Coffin confessor reveals juicy secrets of the dead for a flat fee of $10,000
Private investigator Bill Edgar has recently started working as a ‘coffin confessor’.
- Edgar attends the funerals of his clients and reveals the secrets they have asked him to share.
- The coffin confessor also does ‘home sweeps’ after his clients die whereby he cleans up and throws away everything that the deceased would not want their family to find.
- Edgar’s fee is $7,300 (AUD$10,000) for a funeral confession and $2,200 (AUD$3,000) for a home sweep.
Bill Edgar who is now known as the ‘Coffin Confessor’ acts as the voice of the dead.
For a fee of $7,300 (AUD$10,000), Edgar ensures that his clients will feel at peace knowing that there is somebody who will take care of their unfinished business after they die. The private investigator first crashed a funeral and revealed the secrets of the deceased three years ago when one of his terminally ill clients was being ripped off by someone in his business. Discussing death, Edgar had suggested that the man do his own eulogy; however, the man had said that he wanted something more and Edgar then joked that he could crash his funeral for him. About a month later, he had been contacted by the man and was told he would take him up on his offer, paying him $7,300 (AUD$10,000) to crash his funeral.
Edgar described the first funeral he crashed as he wrote:
I was to interrupt the funeral when his best friend was reading the eulogy and to tell his best friend to sit down and shut up. Then I was to explain to everyone that I had something to say on the behalf of the deceased. […] I just went in as a mourner and sat amongst the family and friends. […] I then outed the best friend for trying to sleep with the deceased’s wife, I asked three mourners who were also at the funeral to stand up and make themselves known, and then I had to tell them to get lost, because as far as my client had been concerned, they shouldn’t have been at the funeral.
Since then, Edgar has done 22 funerals and home sweeps.
The Coffin Confessor charges $7,300 (AUD$10,000) for a funeral confession and $2,200 (AUD$3,000) for a ‘home sweep’. When a client asks for a home sweep, they are essentially asking Edgar to destroy all of the items that they do not want their family and friends to find: “It could be anything from sex toys to money or guns. We’ve all got skeletons in our closets and we don’t want family and friends finding that type of stuff”. Nevertheless, Edgar notes that he has declined certain requests in the past.
In order to hire Edgar, you would need to sign a contract.

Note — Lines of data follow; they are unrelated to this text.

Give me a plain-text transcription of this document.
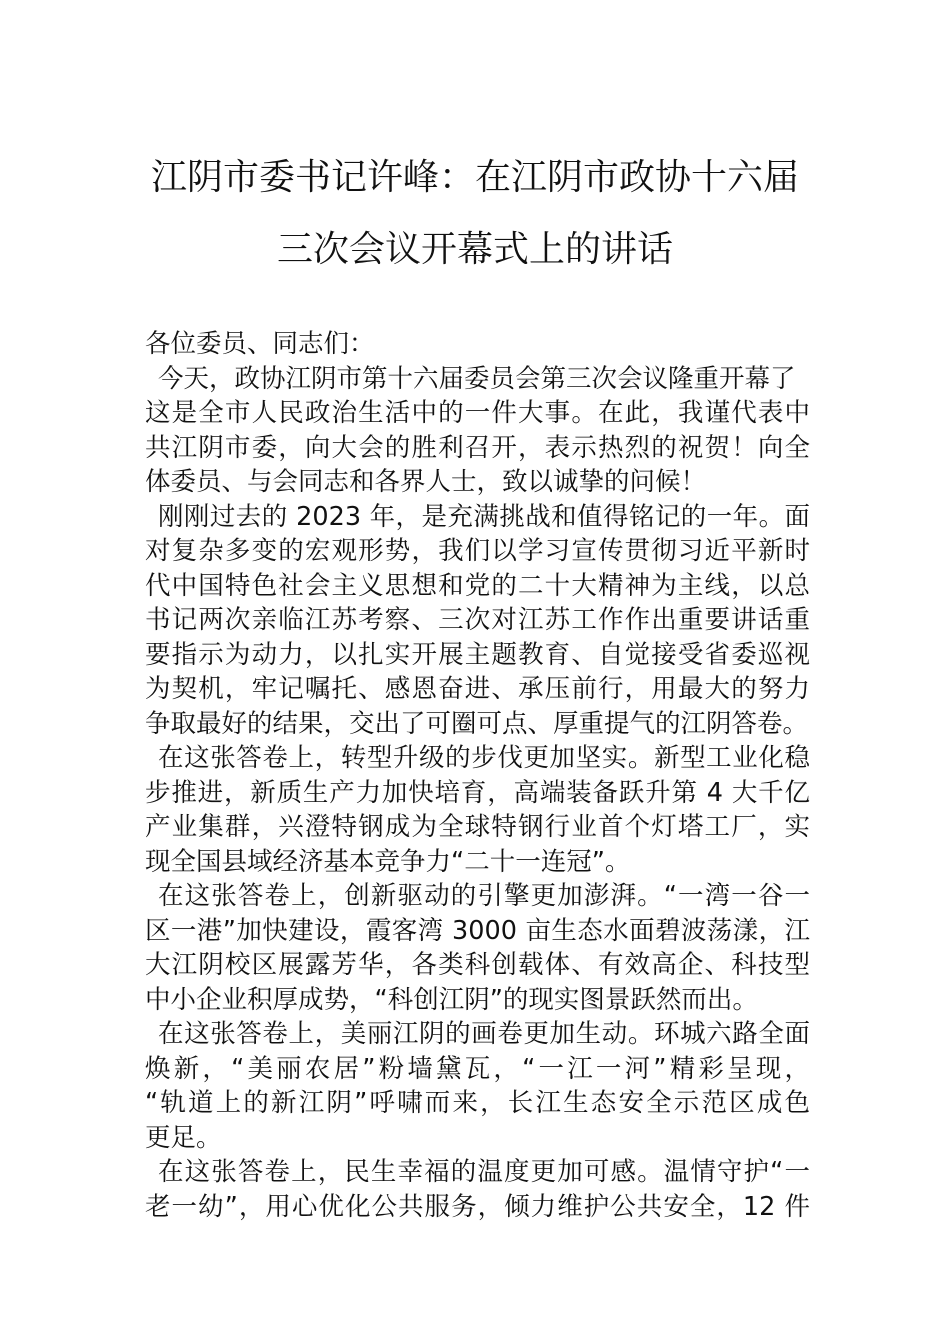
江阴市委书记许峰：在江阴市政协十六届
三次会议开幕式上的讲话
各位委员、同志们：
今天，政协江阴市第十六届委员会第三次会议隆重开幕了
这是全市人民政治生活中的一件大事。在此，我谨代表中
共江阴市委，向大会的胜利召开，表示热烈的祝贺！向全
体委员、与会同志和各界人士，致以诚挚的问候！
刚刚过去的 2023 年，是充满挑战和值得铭记的一年。面
对复杂多变的宏观形势，我们以学习宣传贯彻习近平新时
代中国特色社会主义思想和党的二十大精神为主线，以总
书记两次亲临江苏考察、三次对江苏工作作出重要讲话重
要指示为动力，以扎实开展主题教育、自觉接受省委巡视
为契机，牢记嘱托、感恩奋进、承压前行，用最大的努力
争取最好的结果，交出了可圈可点、厚重提气的江阴答卷。
在这张答卷上，转型升级的步伐更加坚实。新型工业化稳
步推进，新质生产力加快培育，高端装备跃升第 4 大千亿
产业集群，兴澄特钢成为全球特钢行业首个灯塔工厂，实
现全国县域经济基本竞争力“二十一连冠”。
在这张答卷上，创新驱动的引擎更加澎湃。“一湾一谷一
区一港”加快建设，霞客湾 3000 亩生态水面碧波荡漾，江
大江阴校区展露芳华，各类科创载体、有效高企、科技型
中小企业积厚成势，“科创江阴”的现实图景跃然而出。
在这张答卷上，美丽江阴的画卷更加生动。环城六路全面
焕新，“美丽农居”粉墙黛瓦，“一江一河”精彩呈现，
“轨道上的新江阴”呼啸而来，长江生态安全示范区成色
更足。
在这张答卷上，民生幸福的温度更加可感。温情守护“一
老一幼”，用心优化公共服务，倾力维护公共安全，12 件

Going into people’s homes and confessing their darkest secrets could prove dangerous. For this reason, Edgar has put measures in place in order to protect himself. More specifically, he ensures that all of the conversations are recorded and that the clients sign a contract. Edgar notes: “If someone wants to confess to a serious crime after they have passed, I have to suggest they write it down and seal it and I will open it after their death, because I do not want to be in a position of knowing something that should be reported to the police.”
Does his unusual job help or harm the mourners?
According to psychologist Shona Innes, Edgar’s job is harmful and destructive for everyone involved. Edgar makes it possible for people to avoid having to fix their problems and relationships while they are still alive as they know that after they are gone, there would be someone to handle everything for them. This, ABC reports is the ‘ultimate avoidance’. In addition to this, by revealing a horrifying secret, Edgar can do tremendous damage to the mental and emotional health of the deceased’s family. Ultimately, it is possible that the Coffin Confessor could be doing a lot more harm than good.